L’ICM : Quelles sont les plus grandes difficultés auxquelles sont confrontées des organisations telles que l’ICM ?

M. Julien : Les difficultés que rencontre l’ICM sont les mêmes que celles que rencontre l’industrie. Il faut déterminer comment faire du secteur minier une industrie haute technologie qui attirera les jeunes assis devant un ordinateur qui jouent à des jeux vidéo, comment faire de l’ICM une organisation intéressante pour l’industrie et pour les professionnels techniques.

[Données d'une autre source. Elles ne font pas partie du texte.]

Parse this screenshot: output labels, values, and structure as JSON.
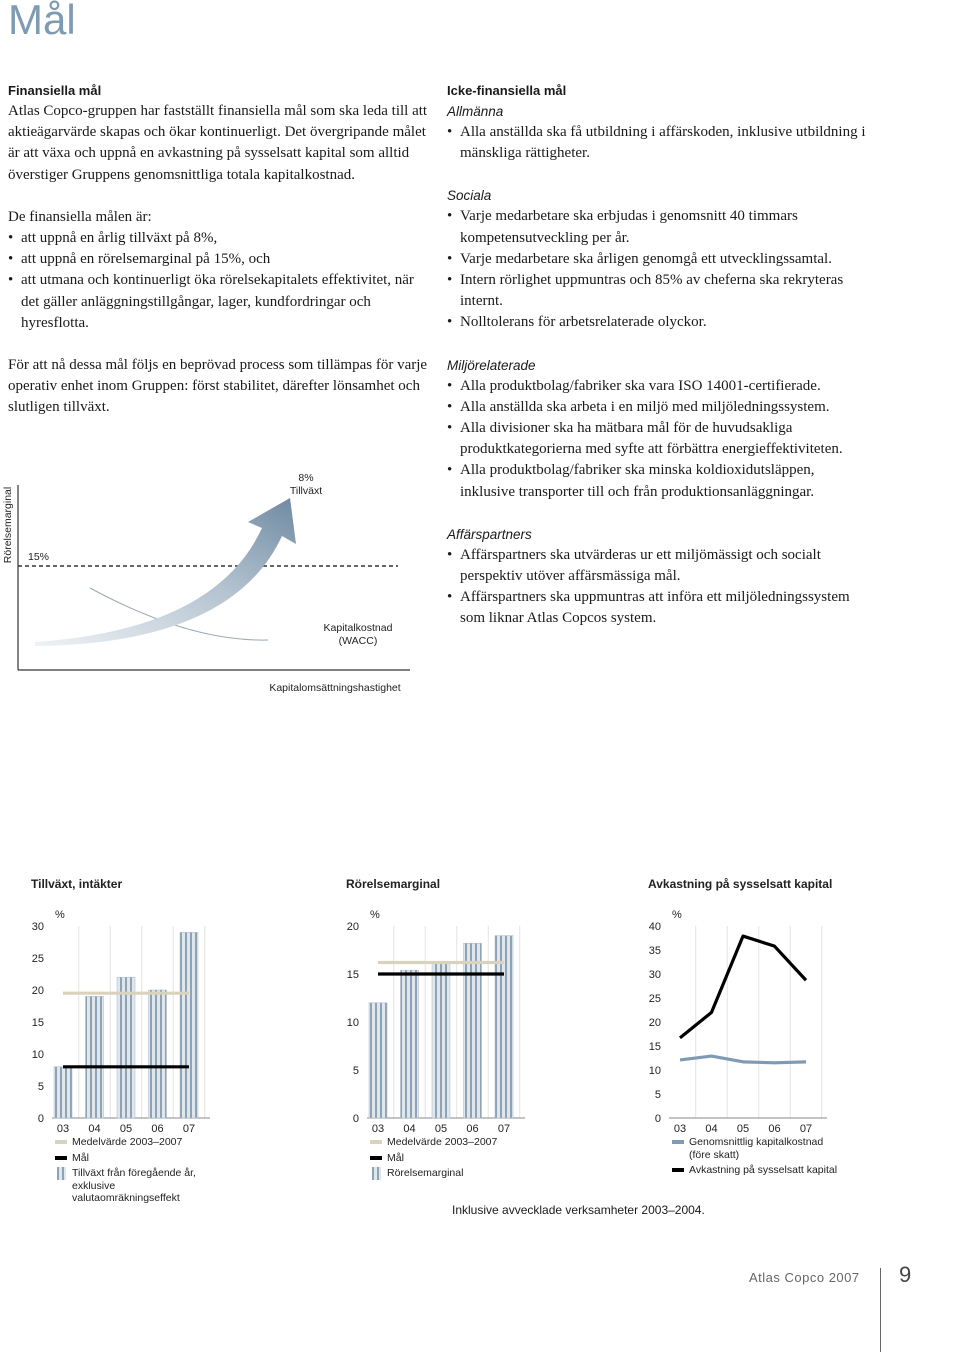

Nous devons changer le visage du secteur minier. Une partie de cette approche consistera à demander aux professionnels de l’industrie de se rendre dans nos écoles et de parler aux jeunes. Nous disposons de technologies exceptionnelles. Prenons par exemple la géophysique aérienne et la technologie des hélicoptères volant au-dessus de la Terre et capables de visualiser ce qui se cache en sous-sol. Ces technologies d’imagerie sont exceptionnelles, et elles sont comparables à celles que l’on utilise en médecine pour observer le corps humain. Les pelles excavatrices de mine, les tombereaux miniers et les broyeurs sont les machines les plus puissantes au monde. Elles sont extrêmement complexes à construire ainsi qu’à gérer. Du côté du traitement, on dispose de logiciels extrêmement sophistiqués qui associent l’intelligence artificielle (IA) et la réalité virtuelle. Et pourtant, on continue de nous présenter sur la chaîne de télévision américaine Discovery Channel comme les personnes de l’émission Gold Rush (La ruée vers l’or) qui font exploser les berges du fleuve Yukon. C’est l’idée que se font les gens de l’exploitation minière. Nous devons changer cette image, et cela ne se fera certainement pas en une année. Nous devons nous engager résolument dans cette direction.

L’ICM : Quels petits changements souhaiteriez-vous voir au sein de l’ICM ?

M. Julien : Je pense que nous pourrions (l’ICM et ses employés) être mieux répartis. Nous devrions adopter un modèle où les équipes de travail sont mieux distribuées, une répartition qui représenterait mieux le pays. On a souvent critiqué le fait que l’ICM est une organisation basée à Montréal. Nous pouvons désormais ouvrir nos portes à des employés potentiels venant d’ailleurs. Le cœur des activités resterait bien sûr à Montréal, mais c’est l’occasion d’ouvrir nos horizons.